Ard is a surname of Scottish origin. It is an anglicized variant of the original Scottish surname Aird.

Origins and variants

Ard is a habitational name from any of several places called Aird in Scotland, including a small hamlet near Hurlford in Ayrshire, a small village in the parish of Inch in the council area of Dumfries and Galloway, and the Aird, a district in the Vale of Beauly near Inverness. These place names are derived from the Gaelic àird, which means "height", or "promontory", or from "àrd" which means "high", suggesting that the first to use the surname hailed from a location of high elevation.
The surname Ard was first found in the historic county of Ayrshire in southwest Scotland, and the ancient Strathclyde-Briton people of the region, which today consists of the Council Areas of South, East, and North Ayrshire in the present-day region of Strathclyde, were the first to use the name. The family likely came from the village near Hurlford in East Ayrshire, which would suggest that that location is likely the name's actual area of origin.

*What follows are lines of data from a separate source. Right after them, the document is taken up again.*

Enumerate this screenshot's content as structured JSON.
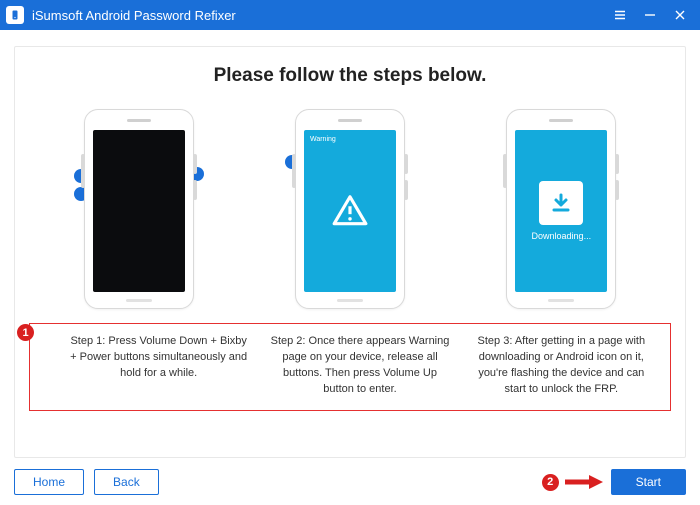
{
  "window": {
    "title": "iSumsoft Android Password Refixer"
  },
  "heading": "Please follow the steps below.",
  "phone2": {
    "warning_label": "Warning"
  },
  "phone3": {
    "downloading_label": "Downloading..."
  },
  "steps": {
    "s1": "Step 1: Press Volume Down + Bixby + Power buttons simultaneously and hold for a while.",
    "s2": "Step 2: Once there appears Warning page on your device, release all buttons. Then press Volume Up button to enter.",
    "s3": "Step 3: After getting in a page with downloading or Android icon on it, you're flashing the device and can start to unlock the FRP."
  },
  "annotations": {
    "one": "1",
    "two": "2"
  },
  "buttons": {
    "home": "Home",
    "back": "Back",
    "start": "Start"
  }
}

Until the gradual standardization of English spelling in the last few centuries, English lacked any comprehensive system of spelling. Medieval Scottish names, particularly as they were Anglicized from the original Gaelic, historically displayed wide variations in recorded spellings as scribes of the era spelled words according to how they sounded rather than any set of rules. This means that a person's name was often spelled several different ways over a lifetime. As such, different variations of the Ard surname usually have the same origin.